A terceira dimensão, enfim, é a sociopolítica – a primeira era histórica (continuidade), a segunda era cultural (orientação positiva em relação ao fundo cultural); a terceira é sociopolítica. Ela diz respeito à decisão, manifesta ou simplesmente presumida, da comunidade se constituir como corpo socialmente diferenciado dentro da comunhão nacional — para usarmos essa linguagem empolada e hipócrita. Constituir-se como entidade socialmente diferenciada significa dar-se autonomia para estatuir e deliberar sobre sua composição, isto é, os modos de recrutamento e critérios de exclusão da comunidade. Estamos falando de coisas como “governança” (perdoem a má palavra) comunitária, modalidades de ocupação do território, regimes de intercâmbio com a sociedade envolvente, dispositivos de reprodução material e simbólica… Os índios têm, como diz a lei, direito a seus usos costumes e tradições. Ter direito aos usos e costumes significa ter autonomia para se governar internamente naquilo que não fira os princípios fundamentais da constituição nacional.

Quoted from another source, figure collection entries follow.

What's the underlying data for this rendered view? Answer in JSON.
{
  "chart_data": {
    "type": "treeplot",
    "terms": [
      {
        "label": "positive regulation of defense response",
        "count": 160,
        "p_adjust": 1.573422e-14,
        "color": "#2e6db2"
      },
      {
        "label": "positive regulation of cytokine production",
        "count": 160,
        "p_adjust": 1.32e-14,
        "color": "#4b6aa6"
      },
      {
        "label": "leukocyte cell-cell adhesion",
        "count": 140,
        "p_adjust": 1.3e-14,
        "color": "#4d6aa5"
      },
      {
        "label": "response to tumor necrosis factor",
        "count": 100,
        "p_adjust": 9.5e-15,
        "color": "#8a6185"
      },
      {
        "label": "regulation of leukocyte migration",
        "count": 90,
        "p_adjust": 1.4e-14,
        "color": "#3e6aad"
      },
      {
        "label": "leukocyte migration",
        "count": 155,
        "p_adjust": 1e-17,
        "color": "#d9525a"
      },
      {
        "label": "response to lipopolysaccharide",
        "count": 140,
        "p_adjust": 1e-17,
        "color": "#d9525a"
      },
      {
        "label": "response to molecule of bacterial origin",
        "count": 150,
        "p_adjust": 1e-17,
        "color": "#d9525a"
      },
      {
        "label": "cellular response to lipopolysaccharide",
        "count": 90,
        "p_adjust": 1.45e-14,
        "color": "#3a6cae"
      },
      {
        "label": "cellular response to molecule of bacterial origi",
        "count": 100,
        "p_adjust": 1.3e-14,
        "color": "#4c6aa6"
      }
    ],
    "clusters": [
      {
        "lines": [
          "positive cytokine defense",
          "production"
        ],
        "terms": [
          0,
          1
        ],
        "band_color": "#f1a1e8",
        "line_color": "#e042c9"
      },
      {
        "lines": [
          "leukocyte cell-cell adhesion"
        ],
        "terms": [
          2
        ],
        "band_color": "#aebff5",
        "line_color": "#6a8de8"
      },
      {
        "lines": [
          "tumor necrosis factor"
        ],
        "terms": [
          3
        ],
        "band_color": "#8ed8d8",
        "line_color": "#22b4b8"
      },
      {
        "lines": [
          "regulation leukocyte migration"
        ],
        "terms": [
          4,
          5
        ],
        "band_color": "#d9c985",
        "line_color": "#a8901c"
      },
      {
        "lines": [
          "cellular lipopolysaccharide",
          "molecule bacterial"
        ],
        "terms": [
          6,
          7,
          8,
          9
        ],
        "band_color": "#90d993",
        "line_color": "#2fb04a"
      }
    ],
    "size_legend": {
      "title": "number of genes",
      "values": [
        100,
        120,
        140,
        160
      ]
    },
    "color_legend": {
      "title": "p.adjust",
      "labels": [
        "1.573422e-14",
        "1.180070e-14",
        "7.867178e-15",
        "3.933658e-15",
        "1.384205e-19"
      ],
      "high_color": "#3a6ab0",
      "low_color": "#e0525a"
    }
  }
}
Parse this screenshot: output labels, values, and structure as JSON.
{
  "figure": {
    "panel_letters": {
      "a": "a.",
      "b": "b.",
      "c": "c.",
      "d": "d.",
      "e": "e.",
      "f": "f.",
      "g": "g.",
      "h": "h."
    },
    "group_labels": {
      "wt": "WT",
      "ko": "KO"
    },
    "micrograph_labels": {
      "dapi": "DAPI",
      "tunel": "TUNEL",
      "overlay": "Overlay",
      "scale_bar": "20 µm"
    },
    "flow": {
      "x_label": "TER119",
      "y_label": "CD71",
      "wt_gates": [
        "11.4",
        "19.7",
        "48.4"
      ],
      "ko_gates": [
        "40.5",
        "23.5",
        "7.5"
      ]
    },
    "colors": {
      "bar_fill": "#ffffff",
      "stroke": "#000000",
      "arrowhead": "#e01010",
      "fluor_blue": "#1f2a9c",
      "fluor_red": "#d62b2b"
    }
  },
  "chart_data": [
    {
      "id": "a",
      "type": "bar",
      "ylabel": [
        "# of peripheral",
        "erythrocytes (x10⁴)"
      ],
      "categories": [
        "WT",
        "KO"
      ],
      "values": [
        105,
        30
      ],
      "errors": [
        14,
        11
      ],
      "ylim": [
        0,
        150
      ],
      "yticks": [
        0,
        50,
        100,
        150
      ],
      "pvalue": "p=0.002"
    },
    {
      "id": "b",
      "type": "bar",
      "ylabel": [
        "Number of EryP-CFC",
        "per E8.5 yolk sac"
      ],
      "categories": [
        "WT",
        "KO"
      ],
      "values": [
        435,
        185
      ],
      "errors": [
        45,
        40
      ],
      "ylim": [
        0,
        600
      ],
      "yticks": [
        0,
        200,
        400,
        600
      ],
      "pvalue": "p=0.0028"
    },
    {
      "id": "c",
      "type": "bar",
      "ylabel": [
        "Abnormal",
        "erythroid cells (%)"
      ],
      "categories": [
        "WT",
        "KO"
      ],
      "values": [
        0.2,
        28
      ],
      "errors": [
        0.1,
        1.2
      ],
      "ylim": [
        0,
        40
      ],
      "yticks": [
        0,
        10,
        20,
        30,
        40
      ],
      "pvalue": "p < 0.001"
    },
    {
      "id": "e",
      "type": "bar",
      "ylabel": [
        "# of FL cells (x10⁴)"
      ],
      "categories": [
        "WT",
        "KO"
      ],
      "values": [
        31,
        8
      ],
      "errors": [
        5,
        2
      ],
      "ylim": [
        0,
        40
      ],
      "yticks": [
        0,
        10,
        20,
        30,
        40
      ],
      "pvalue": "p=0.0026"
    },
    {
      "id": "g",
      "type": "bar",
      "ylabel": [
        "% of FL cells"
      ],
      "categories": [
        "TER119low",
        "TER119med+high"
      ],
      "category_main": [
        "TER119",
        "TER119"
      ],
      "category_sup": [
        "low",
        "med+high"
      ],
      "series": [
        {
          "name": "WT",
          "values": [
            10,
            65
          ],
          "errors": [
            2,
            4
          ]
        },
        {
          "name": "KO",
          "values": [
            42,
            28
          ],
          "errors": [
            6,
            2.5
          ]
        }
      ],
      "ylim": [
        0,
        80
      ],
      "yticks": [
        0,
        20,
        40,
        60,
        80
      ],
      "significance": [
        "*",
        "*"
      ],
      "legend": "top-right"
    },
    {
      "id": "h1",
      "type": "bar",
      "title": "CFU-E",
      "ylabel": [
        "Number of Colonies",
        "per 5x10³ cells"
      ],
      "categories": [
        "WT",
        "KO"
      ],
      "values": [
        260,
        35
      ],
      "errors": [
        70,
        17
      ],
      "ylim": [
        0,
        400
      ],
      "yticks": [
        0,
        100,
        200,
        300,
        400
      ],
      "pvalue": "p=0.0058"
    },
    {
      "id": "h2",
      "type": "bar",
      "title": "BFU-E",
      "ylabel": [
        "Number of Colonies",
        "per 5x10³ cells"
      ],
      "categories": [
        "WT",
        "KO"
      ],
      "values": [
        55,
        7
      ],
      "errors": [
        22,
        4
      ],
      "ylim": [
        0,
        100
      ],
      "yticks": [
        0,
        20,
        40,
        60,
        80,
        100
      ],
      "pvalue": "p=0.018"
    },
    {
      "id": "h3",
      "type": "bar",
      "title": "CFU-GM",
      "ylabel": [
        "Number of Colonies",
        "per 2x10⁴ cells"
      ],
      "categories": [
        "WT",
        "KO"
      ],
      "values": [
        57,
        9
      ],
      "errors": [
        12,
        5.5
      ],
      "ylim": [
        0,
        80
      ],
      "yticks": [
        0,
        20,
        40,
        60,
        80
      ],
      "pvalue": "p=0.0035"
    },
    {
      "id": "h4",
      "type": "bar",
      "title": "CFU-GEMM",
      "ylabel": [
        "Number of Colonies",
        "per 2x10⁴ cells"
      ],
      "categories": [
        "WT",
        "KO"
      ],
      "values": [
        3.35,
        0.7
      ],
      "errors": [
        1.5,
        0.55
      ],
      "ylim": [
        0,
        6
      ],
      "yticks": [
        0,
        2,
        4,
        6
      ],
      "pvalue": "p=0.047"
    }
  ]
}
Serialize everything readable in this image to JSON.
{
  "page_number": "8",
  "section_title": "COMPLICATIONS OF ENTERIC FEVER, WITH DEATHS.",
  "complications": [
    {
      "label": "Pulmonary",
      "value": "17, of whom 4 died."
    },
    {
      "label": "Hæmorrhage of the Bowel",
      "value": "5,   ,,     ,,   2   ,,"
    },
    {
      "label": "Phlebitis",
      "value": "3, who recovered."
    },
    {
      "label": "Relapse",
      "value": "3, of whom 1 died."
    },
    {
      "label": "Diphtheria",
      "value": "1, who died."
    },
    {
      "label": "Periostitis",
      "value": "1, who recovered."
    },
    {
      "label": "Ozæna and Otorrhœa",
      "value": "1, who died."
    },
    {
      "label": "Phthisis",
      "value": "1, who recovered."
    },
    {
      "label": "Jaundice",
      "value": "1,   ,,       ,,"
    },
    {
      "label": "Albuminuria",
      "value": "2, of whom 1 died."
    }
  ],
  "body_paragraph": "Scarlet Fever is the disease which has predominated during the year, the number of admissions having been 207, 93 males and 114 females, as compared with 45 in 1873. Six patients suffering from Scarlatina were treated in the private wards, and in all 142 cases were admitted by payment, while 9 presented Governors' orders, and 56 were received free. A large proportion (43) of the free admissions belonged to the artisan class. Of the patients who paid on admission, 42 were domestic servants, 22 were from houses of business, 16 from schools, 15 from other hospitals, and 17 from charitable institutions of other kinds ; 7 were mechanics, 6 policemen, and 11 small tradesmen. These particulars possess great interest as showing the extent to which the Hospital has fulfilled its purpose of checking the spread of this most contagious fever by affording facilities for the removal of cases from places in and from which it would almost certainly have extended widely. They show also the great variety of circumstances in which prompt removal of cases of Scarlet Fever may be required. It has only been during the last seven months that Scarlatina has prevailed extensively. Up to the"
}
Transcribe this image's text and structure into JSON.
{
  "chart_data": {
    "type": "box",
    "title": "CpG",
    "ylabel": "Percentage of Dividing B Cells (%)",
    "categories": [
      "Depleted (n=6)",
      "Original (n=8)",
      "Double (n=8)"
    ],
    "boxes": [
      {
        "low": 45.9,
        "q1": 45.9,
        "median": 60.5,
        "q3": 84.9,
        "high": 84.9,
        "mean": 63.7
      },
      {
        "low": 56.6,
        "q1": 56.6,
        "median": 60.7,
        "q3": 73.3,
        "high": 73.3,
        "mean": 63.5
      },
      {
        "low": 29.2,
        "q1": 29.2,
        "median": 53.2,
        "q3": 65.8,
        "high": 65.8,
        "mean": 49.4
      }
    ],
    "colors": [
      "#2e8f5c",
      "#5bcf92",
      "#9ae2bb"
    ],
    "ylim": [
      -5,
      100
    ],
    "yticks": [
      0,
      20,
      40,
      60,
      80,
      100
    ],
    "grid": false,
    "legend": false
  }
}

Estas reflexões são uma tentativa de criar uma definição a mais larga possível, que reconheça que a reposta à questão de quem é índio cabe às comunidades que se sentem concernidas, implicadas por ela. Não cabe ao antropólogo definir quem é índio, cabe ao antropólogo criar condições teóricas e políticas para permitir que as comunidades interessadas articulem sua indianidade. Nós antropólogos não somos sequer tribunal de apelação. Um caso pitoresco que me contam, dos caboclos da Serra de Baturité que viraram índios por conta de uma ONG de um norueguês e de um padre do Cimi, no meu entender, é um caso marginal, no sentido estatístico e no sentido conceitual. Pois e daí? eu diria. O que isso prova? Se aquela comunidade, de fato, é uma invenção “do mal” (porque pode ser uma invenção “do bem”) então paciência, vamos ver o que nós fazemos com isso; vamos ver, sobretudo, se eles se garantem.
Os antropólogos devíamos nos orgulhar do fato de que o Brasil de hoje está cheio de comunidades querendo ser indígenas. E devemos nos orgulhar, entre outras coisas, porque contribuímos para reavaliar, dar um outro valor, à noção de “índio”. Hoje a população urbana do país, que sempre teve vergonha da existência dos índios no Brasil, está em condições de começar a tratar com um pouco mais de respeito a si mesma, porque, como eu disse, aqui todo mundo é índio, exceto quem não é.